*

  • 3101
    benim bu yönetime dair anlamadığım olay şu: her şey sızıyor be arkadaş. ali naci'ye ayrı, rodop'a ayrı haber yağıyor. sanki işi yapmadan önce olası kötü senaryo için kamuoyunu hazırlamakla meşguller sürekli. şimdi kaan'a ne para verdiğimizi, 2.5 m çıkış bedelini 31 temmuza kadar aradığımızı cümle alem biliyor. e senin doğrudan rakibin sen alama diye her şeyi biliyorken sırf iş bozulsun diye fiyat yükseltmez mi? kaç kez yaşandı bu.

    kaan'ı bu fiyata almak demek bu yabancı sınırına golü atmak demek. kaleci de türk olacakken seneye büyük ölçüde rahatlamak demek. biz gecenin bu saatinde buna dertlenirken orada biri su içse nasıl basına sızıyor.

    ama bunlar normal. şimdi transfer yatsa allah korusun, yönetim yine verecek haberleri. rodop diyecek yönetim prensipli davrandı kaan fiyat yükseltti, biz de onu taşlayacağız. olan galatasarayın bir yerli hakkına olacak.

    hoca da florya'dan her sey sızıyor diyor her seferinde ne diyecek. kırmızı pazartesi romanına döndı her sey. herkes her şeyi biliyor kimse bir şey yapmıyor...
  • 3103
    konu haber sızdırmaları değil, haberin kendileri istemeden sızması olan yönetim. haberi kendileri sızdırsa normal şartlarda kötü bir niyetleri yoksa bunun galatasaray'ın lehine olması lazım. ancak bu transfer haberleri bir şekilde bir yerden çıkıyor, eminim ki çıkaran kimse baya bir kazançlı çıkıyor bu işten, ayrıca fatih terim'e rağmen, sert açıklamalarına rağmen hala sızmaya devam ediyorsa arkası da epey bir sağlam demek ki bu arkadaşın...

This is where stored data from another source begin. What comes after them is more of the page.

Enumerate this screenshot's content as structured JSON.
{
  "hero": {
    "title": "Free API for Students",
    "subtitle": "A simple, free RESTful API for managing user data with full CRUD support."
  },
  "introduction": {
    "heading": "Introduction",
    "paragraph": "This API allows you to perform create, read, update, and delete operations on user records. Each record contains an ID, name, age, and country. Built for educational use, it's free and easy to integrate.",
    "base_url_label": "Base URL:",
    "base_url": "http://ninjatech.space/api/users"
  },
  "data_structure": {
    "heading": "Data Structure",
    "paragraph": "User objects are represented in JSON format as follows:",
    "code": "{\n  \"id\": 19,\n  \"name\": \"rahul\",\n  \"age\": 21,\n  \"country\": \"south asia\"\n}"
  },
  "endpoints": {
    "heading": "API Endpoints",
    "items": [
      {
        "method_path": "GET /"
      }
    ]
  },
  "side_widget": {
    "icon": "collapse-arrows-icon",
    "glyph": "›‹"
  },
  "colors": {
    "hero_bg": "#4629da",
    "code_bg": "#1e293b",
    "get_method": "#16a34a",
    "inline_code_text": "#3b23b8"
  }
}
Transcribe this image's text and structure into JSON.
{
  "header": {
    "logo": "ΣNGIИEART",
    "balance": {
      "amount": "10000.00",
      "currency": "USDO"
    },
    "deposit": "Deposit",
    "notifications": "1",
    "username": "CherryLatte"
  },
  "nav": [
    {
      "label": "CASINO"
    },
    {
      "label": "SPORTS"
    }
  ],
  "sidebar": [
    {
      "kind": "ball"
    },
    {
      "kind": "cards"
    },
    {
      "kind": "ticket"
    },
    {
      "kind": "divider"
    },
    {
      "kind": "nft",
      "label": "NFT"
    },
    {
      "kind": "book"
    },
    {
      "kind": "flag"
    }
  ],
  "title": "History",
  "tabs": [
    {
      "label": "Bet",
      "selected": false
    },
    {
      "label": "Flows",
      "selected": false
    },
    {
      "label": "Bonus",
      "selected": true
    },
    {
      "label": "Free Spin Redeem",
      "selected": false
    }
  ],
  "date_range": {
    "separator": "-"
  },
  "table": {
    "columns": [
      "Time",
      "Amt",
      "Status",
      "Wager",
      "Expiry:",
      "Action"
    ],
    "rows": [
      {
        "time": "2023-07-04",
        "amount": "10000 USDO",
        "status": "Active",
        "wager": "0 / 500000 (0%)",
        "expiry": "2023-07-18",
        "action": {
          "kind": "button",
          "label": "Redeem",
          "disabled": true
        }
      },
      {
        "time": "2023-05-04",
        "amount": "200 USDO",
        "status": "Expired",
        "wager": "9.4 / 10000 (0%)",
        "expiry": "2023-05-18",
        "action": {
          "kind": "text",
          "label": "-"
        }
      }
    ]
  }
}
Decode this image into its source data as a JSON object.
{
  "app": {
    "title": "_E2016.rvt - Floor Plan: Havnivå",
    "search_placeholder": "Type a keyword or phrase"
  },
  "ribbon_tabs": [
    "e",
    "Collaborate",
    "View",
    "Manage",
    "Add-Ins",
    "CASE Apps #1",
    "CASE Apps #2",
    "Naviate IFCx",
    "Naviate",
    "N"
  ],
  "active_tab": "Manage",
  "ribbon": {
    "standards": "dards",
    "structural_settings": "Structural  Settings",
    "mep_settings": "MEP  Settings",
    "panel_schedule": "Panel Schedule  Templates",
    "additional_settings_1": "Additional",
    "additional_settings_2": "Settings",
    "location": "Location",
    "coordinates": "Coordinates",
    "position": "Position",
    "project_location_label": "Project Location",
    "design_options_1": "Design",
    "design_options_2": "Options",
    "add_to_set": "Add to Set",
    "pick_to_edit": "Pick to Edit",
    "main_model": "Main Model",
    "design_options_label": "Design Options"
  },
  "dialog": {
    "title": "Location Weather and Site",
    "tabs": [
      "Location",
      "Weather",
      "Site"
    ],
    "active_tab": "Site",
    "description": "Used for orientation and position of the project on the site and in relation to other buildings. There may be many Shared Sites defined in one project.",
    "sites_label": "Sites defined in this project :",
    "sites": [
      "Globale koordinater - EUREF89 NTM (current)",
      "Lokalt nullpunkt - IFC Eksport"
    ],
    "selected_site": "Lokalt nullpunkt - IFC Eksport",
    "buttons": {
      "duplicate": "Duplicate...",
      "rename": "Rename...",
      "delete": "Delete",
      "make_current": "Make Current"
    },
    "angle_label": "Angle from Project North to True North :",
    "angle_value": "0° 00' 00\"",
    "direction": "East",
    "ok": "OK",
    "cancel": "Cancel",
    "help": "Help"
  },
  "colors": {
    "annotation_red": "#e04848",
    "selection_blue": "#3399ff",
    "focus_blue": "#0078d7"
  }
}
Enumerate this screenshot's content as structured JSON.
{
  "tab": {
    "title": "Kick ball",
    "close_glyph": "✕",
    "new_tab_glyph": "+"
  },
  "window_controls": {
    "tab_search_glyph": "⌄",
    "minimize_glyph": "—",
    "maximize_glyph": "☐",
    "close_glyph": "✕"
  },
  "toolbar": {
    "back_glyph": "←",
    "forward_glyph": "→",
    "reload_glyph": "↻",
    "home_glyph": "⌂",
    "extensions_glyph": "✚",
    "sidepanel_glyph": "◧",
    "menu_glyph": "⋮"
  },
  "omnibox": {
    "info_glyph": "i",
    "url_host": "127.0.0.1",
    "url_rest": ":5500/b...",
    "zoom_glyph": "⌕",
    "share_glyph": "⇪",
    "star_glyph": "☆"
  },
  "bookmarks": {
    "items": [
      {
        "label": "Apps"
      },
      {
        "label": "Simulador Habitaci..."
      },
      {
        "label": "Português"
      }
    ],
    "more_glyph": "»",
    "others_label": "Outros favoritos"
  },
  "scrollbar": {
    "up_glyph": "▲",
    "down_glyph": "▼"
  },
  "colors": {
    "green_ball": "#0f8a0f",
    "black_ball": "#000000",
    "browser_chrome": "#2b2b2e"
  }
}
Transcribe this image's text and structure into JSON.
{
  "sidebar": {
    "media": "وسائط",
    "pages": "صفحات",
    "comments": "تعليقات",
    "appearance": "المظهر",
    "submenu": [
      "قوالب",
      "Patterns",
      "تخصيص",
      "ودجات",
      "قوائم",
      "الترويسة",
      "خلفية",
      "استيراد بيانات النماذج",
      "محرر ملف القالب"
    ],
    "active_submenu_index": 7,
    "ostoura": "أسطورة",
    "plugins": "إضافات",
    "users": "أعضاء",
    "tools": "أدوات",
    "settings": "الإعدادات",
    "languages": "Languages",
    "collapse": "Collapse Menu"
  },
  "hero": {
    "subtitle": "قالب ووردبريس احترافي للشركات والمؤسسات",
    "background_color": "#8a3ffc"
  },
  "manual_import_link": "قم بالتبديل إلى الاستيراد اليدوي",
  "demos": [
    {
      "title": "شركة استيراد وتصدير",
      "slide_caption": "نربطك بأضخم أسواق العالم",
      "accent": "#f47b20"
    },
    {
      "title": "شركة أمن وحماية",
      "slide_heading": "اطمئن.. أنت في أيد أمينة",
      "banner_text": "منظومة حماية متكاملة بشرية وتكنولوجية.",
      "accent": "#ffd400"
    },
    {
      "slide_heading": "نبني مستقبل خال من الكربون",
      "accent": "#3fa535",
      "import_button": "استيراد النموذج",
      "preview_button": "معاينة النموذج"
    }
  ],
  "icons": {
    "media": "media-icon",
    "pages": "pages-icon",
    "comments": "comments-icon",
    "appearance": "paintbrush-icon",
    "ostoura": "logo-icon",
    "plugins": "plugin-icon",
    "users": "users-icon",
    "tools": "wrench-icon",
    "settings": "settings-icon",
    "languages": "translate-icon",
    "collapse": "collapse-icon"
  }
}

    başkan bu sorunu çözmeye çalışacağına fatih terim'e karşı basın toplantısı düzenleyip "sanki s400 kodlarını verdik" gibi saçma sapan sözlerle kamuoyu yoklaması yapıyor. bu sızma işi çok büyük bir sorun ve malesef yönetimdekiler bunun farkında değil. en azından ben kötü niyetli olmadıklarını düşündüğüm için öyle kabul ediyorum. aksi durumda çok farklı şeyler yazarım çünkü... onyekuru transferini kim yapmışsa ona helal olsun adam imza attığında öğrendik transferi onun dışındaki transferler hep yılan hikayesi...
  • 3104
    transfer demek pazarlık demektir.
    pazarlıkta iki taraf vardır. kaan ayhan transferini de neticede çakal bir menejer yürütüyor.

    sürecin başından beri bakarsak kaan konuştu türkiye'ye soğuk değilim iyi bir teklif gelirse düşünürüm dedi,
    sonra adamın menejeri konuştu, kaan türkiye'ye gelir dedi,
    yetmedi kaan'ın babası da konuştu, kümede kalsalardı serbest kalma bedeli 4 milyon eu'ydu, şimdi 2,5 milyon eu dedi.
    herşeyi basına servis ettiler.

    en başından beri türk kulüplerinin ilgisini çekmeye çalışıyolar. süreleri de az. aceleleri var. çünkü serbest kalma süresi bitiyor. piyasa kızışıcaksa şimdi olmalı.

    ama transfer görüşmesini galatasaray yönetimi sızdırdı ha?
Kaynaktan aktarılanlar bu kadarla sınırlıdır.